There was a more personal insult. Ruth was thirty-eight. Her best years of fertility were already behind her, with few prospects in sight. She knew Cam tried to avoid her, which was impossible. They didn’t have enough firewood to make hot meals individually or to provide warm water in every home, nor were there enough pipes to install central plumbing throughout the village. It wasn’t safe to eat alone, either, so they ate in shifts and they bathed in the same hut beneath sun-warmed tanks, always with guards on duty. She saw Cam every day.
Who could blame her if she lived a bit vicariously through Allison? The girl should have been a sister to her, even if they were sisters who mistrusted each other.
Then the screaming began. Ruth jerked backward, staring, just in time to see someone drop to the ground with her spine bucking in the grip of a violent seizure.
The stranger killed Allison first.
The flashlights added to the confusion. One of the white beams spun into the ground, rocking up through the human shapes. The other two briefly pinned the old woman. Then another flashlight fell away. The sight paralyzed Ruth. She lost crucial seconds trying to understand what she was witnessing.

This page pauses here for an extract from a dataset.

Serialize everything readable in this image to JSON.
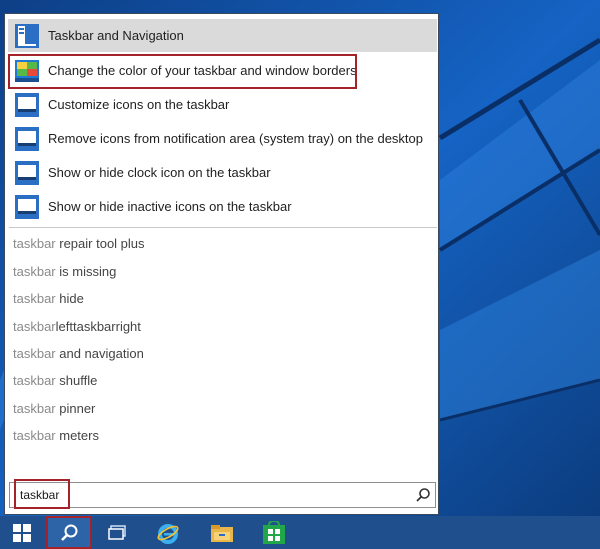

Allison had touched the old woman, reaching for her shoulder. In fact, Allison’s left arm was still thrown sideways from her body and clawed at the earth with a short, ripping motion. It peeled her fingers to the bone. Then her cheeks ran dark with blood as she chewed through her tongue.
There was one thing more that struck Ruth despite her wrenching shock. The old woman’s expression never changed. The wide look in her eyes was nervous, even rattled, but she didn’t even glance down at Allison as the others reacted.